Au moins 17 soldats maliens ont péri dans une attaque à Nampala, à 540 km de Bamako, près de la frontière mauritanienne mardi. Plus de 30 autres ont été blessés. Un hommage national s’est déroulé jeudi 21 juillet, à Ségou, dans le centre du pays, en présence du président, Ibrahim Boubacar Keïta.

Quinze des dix-sept dépouilles étaient installées dans des cercueils de bois blancs recouverts du drapeau malien. Une photo de chaque victime était sobrement posée sur une chaise. Le chef de l’Etat malien s’est recueilli devant chacune d’entre elles, avant de les décorer à titre posthume.
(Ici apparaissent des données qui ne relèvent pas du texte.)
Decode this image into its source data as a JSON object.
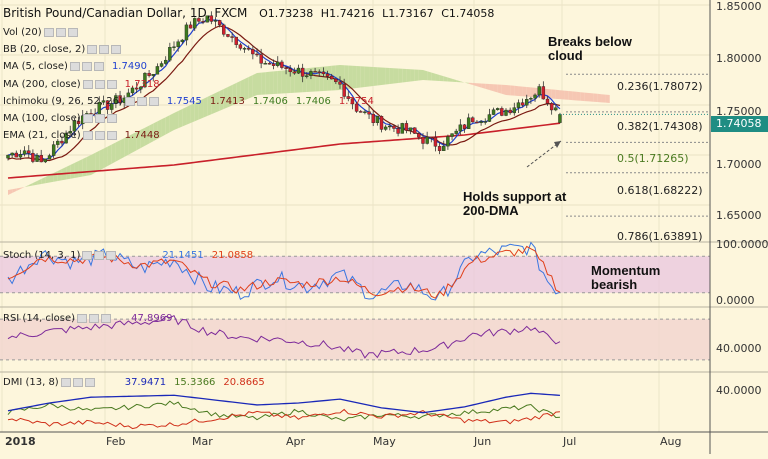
{
  "header": {
    "symbol": "British Pound/Canadian Dollar, 1D, FXCM",
    "open": "O1.73238",
    "high": "H1.74216",
    "low": "L1.73167",
    "close": "C1.74058"
  },
  "indicators": {
    "vol": "Vol (20)",
    "bb": "BB (20, close, 2)",
    "ma5": "MA (5, close)",
    "ma5_val": "1.7490",
    "ma200": "MA (200, close)",
    "ma200_val": "1.7318",
    "ichimoku": "Ichimoku (9, 26, 52, 26)",
    "ichimoku_vals": [
      "1.7545",
      "1.7413",
      "1.7406",
      "1.7406",
      "1.7754"
    ],
    "ma100": "MA (100, close)",
    "ema21": "EMA (21, close)",
    "ema21_val": "1.7448",
    "stoch": "Stoch (14, 3, 1)",
    "stoch_vals": [
      "21.1451",
      "21.0858"
    ],
    "rsi": "RSI (14, close)",
    "rsi_val": "47.8969",
    "dmi": "DMI (13, 8)",
    "dmi_vals": [
      "37.9471",
      "15.3366",
      "20.8665"
    ]
  },
  "annotations": {
    "breaks": "Breaks below\ncloud",
    "holds": "Holds support at\n200-DMA",
    "momentum": "Momentum\nbearish"
  },
  "fib_levels": [
    {
      "label": "0.236(1.78072)",
      "value": 1.78072
    },
    {
      "label": "0.382(1.74308)",
      "value": 1.74308
    },
    {
      "label": "0.5(1.71265)",
      "value": 1.71265
    },
    {
      "label": "0.618(1.68222)",
      "value": 1.68222
    },
    {
      "label": "0.786(1.63891)",
      "value": 1.63891
    }
  ],
  "price_tag": "1.74058",
  "colors": {
    "background": "#fdf6dc",
    "bull": "#3d7a1e",
    "bear": "#d0202e",
    "ma5": "#1f3fd0",
    "ma200": "#c8202a",
    "ema21": "#7a1a12",
    "cloud_bull": "#c7dca0",
    "cloud_bear": "#f6c7b3",
    "stoch_k": "#3a76e0",
    "stoch_d": "#e0401a",
    "rsi": "#7d2a9a",
    "dmi_adx": "#1a28b8",
    "dmi_plus": "#4a7a20",
    "dmi_minus": "#d0301a",
    "tag": "#1f8d83"
  },
  "chart_data": [
    {
      "type": "candlestick",
      "title": "British Pound/Canadian Dollar, 1D, FXCM",
      "ylim": [
        1.615,
        1.855
      ],
      "y_ticks": [
        "1.85000",
        "1.80000",
        "1.75000",
        "1.70000",
        "1.65000"
      ],
      "x_ticks": [
        "2018",
        "Feb",
        "Mar",
        "Apr",
        "May",
        "Jun",
        "Jul",
        "Aug"
      ],
      "anchors_close": [
        [
          0,
          1.7
        ],
        [
          4,
          1.705
        ],
        [
          8,
          1.692
        ],
        [
          12,
          1.712
        ],
        [
          16,
          1.732
        ],
        [
          20,
          1.745
        ],
        [
          24,
          1.75
        ],
        [
          28,
          1.758
        ],
        [
          32,
          1.772
        ],
        [
          36,
          1.788
        ],
        [
          40,
          1.81
        ],
        [
          44,
          1.83
        ],
        [
          48,
          1.838
        ],
        [
          52,
          1.825
        ],
        [
          56,
          1.812
        ],
        [
          60,
          1.795
        ],
        [
          64,
          1.79
        ],
        [
          68,
          1.786
        ],
        [
          72,
          1.782
        ],
        [
          76,
          1.776
        ],
        [
          80,
          1.77
        ],
        [
          84,
          1.747
        ],
        [
          88,
          1.735
        ],
        [
          92,
          1.728
        ],
        [
          96,
          1.725
        ],
        [
          100,
          1.716
        ],
        [
          104,
          1.71
        ],
        [
          108,
          1.722
        ],
        [
          112,
          1.737
        ],
        [
          116,
          1.74
        ],
        [
          120,
          1.745
        ],
        [
          124,
          1.755
        ],
        [
          128,
          1.765
        ],
        [
          131,
          1.751
        ],
        [
          133,
          1.7406
        ]
      ],
      "ma200_anchors": [
        [
          0,
          1.677
        ],
        [
          40,
          1.69
        ],
        [
          80,
          1.711
        ],
        [
          110,
          1.72
        ],
        [
          133,
          1.7318
        ]
      ],
      "ichimoku_senkou_a": [
        [
          0,
          1.66
        ],
        [
          20,
          1.7
        ],
        [
          40,
          1.742
        ],
        [
          60,
          1.782
        ],
        [
          80,
          1.79
        ],
        [
          100,
          1.785
        ],
        [
          120,
          1.76
        ],
        [
          145,
          1.752
        ]
      ],
      "ichimoku_senkou_b": [
        [
          0,
          1.665
        ],
        [
          20,
          1.68
        ],
        [
          40,
          1.725
        ],
        [
          60,
          1.76
        ],
        [
          80,
          1.765
        ],
        [
          100,
          1.775
        ],
        [
          120,
          1.77
        ],
        [
          145,
          1.76
        ]
      ]
    },
    {
      "type": "line",
      "title": "Stoch (14, 3, 1)",
      "ylim": [
        0,
        100
      ],
      "y_ticks": [
        "100.0000",
        "0.0000"
      ],
      "k_anchors": [
        [
          0,
          40
        ],
        [
          8,
          85
        ],
        [
          16,
          70
        ],
        [
          24,
          82
        ],
        [
          32,
          60
        ],
        [
          40,
          75
        ],
        [
          48,
          30
        ],
        [
          56,
          20
        ],
        [
          64,
          45
        ],
        [
          72,
          30
        ],
        [
          80,
          50
        ],
        [
          88,
          15
        ],
        [
          96,
          35
        ],
        [
          104,
          10
        ],
        [
          112,
          80
        ],
        [
          120,
          90
        ],
        [
          126,
          95
        ],
        [
          130,
          40
        ],
        [
          133,
          21
        ]
      ],
      "d_anchors": [
        [
          0,
          45
        ],
        [
          8,
          78
        ],
        [
          16,
          74
        ],
        [
          24,
          78
        ],
        [
          32,
          65
        ],
        [
          40,
          72
        ],
        [
          48,
          38
        ],
        [
          56,
          25
        ],
        [
          64,
          40
        ],
        [
          72,
          34
        ],
        [
          80,
          45
        ],
        [
          88,
          20
        ],
        [
          96,
          30
        ],
        [
          104,
          15
        ],
        [
          112,
          72
        ],
        [
          120,
          85
        ],
        [
          126,
          90
        ],
        [
          130,
          55
        ],
        [
          133,
          21
        ]
      ]
    },
    {
      "type": "line",
      "title": "RSI (14, close)",
      "ylim": [
        20,
        80
      ],
      "y_ticks": [
        "40.0000"
      ],
      "anchors": [
        [
          0,
          52
        ],
        [
          10,
          58
        ],
        [
          20,
          62
        ],
        [
          30,
          66
        ],
        [
          40,
          70
        ],
        [
          48,
          58
        ],
        [
          56,
          52
        ],
        [
          66,
          50
        ],
        [
          76,
          45
        ],
        [
          86,
          35
        ],
        [
          96,
          38
        ],
        [
          104,
          42
        ],
        [
          112,
          55
        ],
        [
          120,
          58
        ],
        [
          126,
          62
        ],
        [
          130,
          52
        ],
        [
          133,
          47.9
        ]
      ]
    },
    {
      "type": "line",
      "title": "DMI (13, 8)",
      "ylim": [
        0,
        60
      ],
      "y_ticks": [
        "40.0000"
      ],
      "adx_anchors": [
        [
          0,
          22
        ],
        [
          10,
          30
        ],
        [
          20,
          36
        ],
        [
          30,
          37
        ],
        [
          40,
          38
        ],
        [
          50,
          33
        ],
        [
          60,
          28
        ],
        [
          70,
          30
        ],
        [
          80,
          34
        ],
        [
          90,
          25
        ],
        [
          100,
          20
        ],
        [
          110,
          26
        ],
        [
          120,
          36
        ],
        [
          126,
          40
        ],
        [
          133,
          37.9
        ]
      ],
      "plus_anchors": [
        [
          0,
          20
        ],
        [
          10,
          28
        ],
        [
          20,
          22
        ],
        [
          30,
          26
        ],
        [
          40,
          30
        ],
        [
          50,
          18
        ],
        [
          60,
          14
        ],
        [
          70,
          22
        ],
        [
          80,
          12
        ],
        [
          90,
          18
        ],
        [
          100,
          16
        ],
        [
          110,
          20
        ],
        [
          120,
          24
        ],
        [
          126,
          26
        ],
        [
          133,
          15.3
        ]
      ],
      "minus_anchors": [
        [
          0,
          14
        ],
        [
          10,
          8
        ],
        [
          20,
          10
        ],
        [
          30,
          6
        ],
        [
          40,
          8
        ],
        [
          50,
          14
        ],
        [
          60,
          20
        ],
        [
          70,
          14
        ],
        [
          80,
          22
        ],
        [
          90,
          16
        ],
        [
          100,
          20
        ],
        [
          110,
          12
        ],
        [
          120,
          10
        ],
        [
          126,
          14
        ],
        [
          133,
          20.9
        ]
      ]
    }
  ]
}
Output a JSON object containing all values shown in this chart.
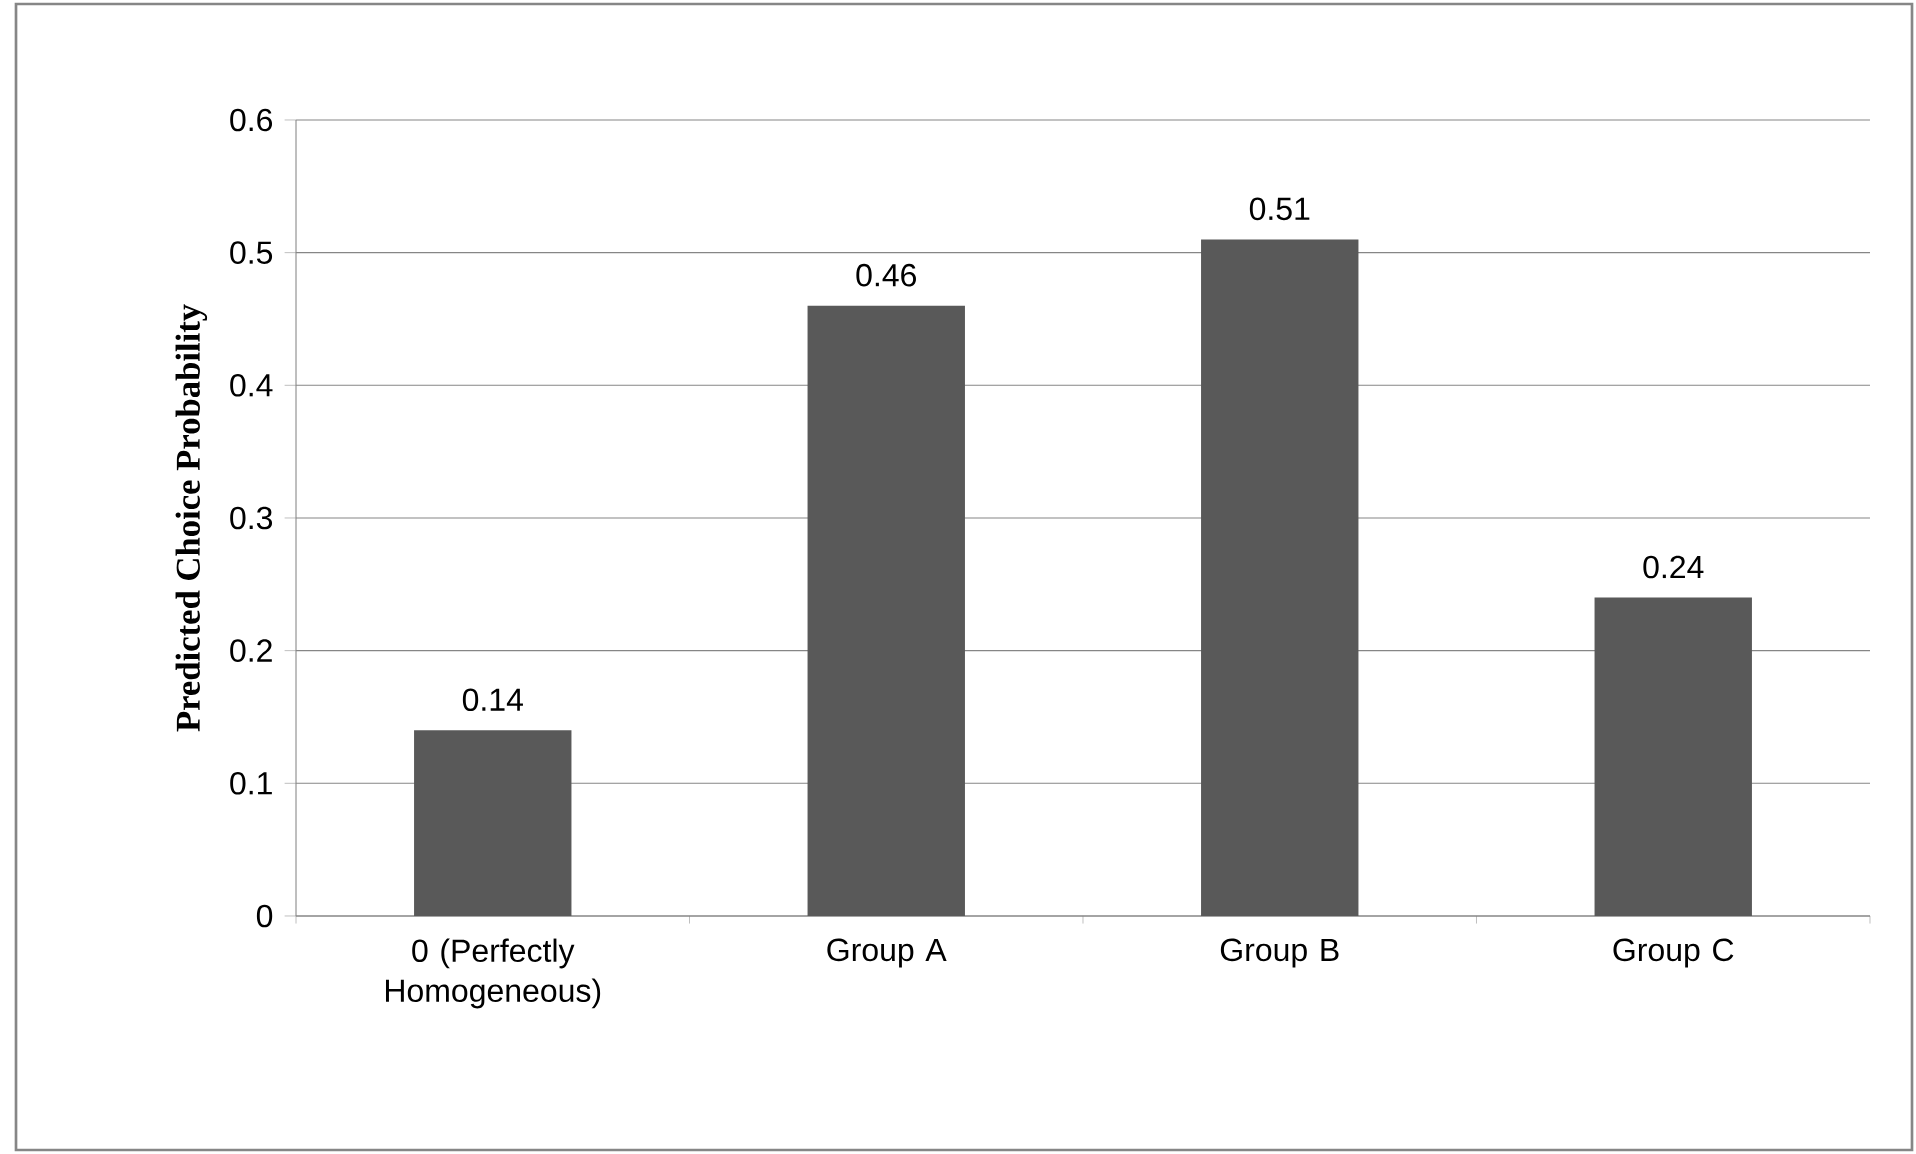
{
  "chart_data": {
    "type": "bar",
    "ylabel": "Predicted Choice Probability",
    "categories": [
      "0 (Perfectly Homogeneous)",
      "Group A",
      "Group B",
      "Group C"
    ],
    "values": [
      0.14,
      0.46,
      0.51,
      0.24
    ],
    "color": "#595959",
    "ylim": [
      0,
      0.6
    ],
    "yticks": [
      0,
      0.1,
      0.2,
      0.3,
      0.4,
      0.5,
      0.6
    ],
    "grid": "y",
    "data_labels": true
  }
}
C’est la première fois que trois jours de deuil national sont décrétés dans de telles circonstances.

Le visage serré, des militaires suaient à grosses gouttes sous un soleil de plomb, les cercueils de leurs frères d’armes sur les épaules. Les quinze cercueils ont défilé lentement devant l’assemblée avant d’être déposées sur des tables recouvertes d’un linceul blanc. Près d’un millier de personnes étaient présentes, silencieuses, dans l’enceinte du camp militaire. Le président, mais aussi le premier ministre et le représentant spécial de l’ONU au Mali ont fait le déplacement à Ségou, la capitale administrative dont dépend Nampala.

Soudain un cri déchire l’assistance, un militaire s’effondre : « Ça ne peut pas continuer ainsi, ça suffit, ça suffit », s’époumone-t-il avant d’être écarté par les services de sécurité. Léger flottement.

« Une claque, une humiliation »

Après « la débandade » de Nampala, le gouvernement a verrouillé toute la communication liée à cette affaire. La presse a interdiction de s’approcher des familles des victimes.

« On a d’abord entendu des rumeurs de combats à Nampala… puis la nouvelle s’est répandue. Mais il a fallu attendre presque une journée pour que je sois sûr… sûr que mon mari est mort », murmure tout de même Awa*, avant d’être interrompue. Drapée dans son élégant boubou jaune et or, elle se mure dans le silence sous le regard courroucé d’un soldat, alors que l’éloge funèbre commence à résonner.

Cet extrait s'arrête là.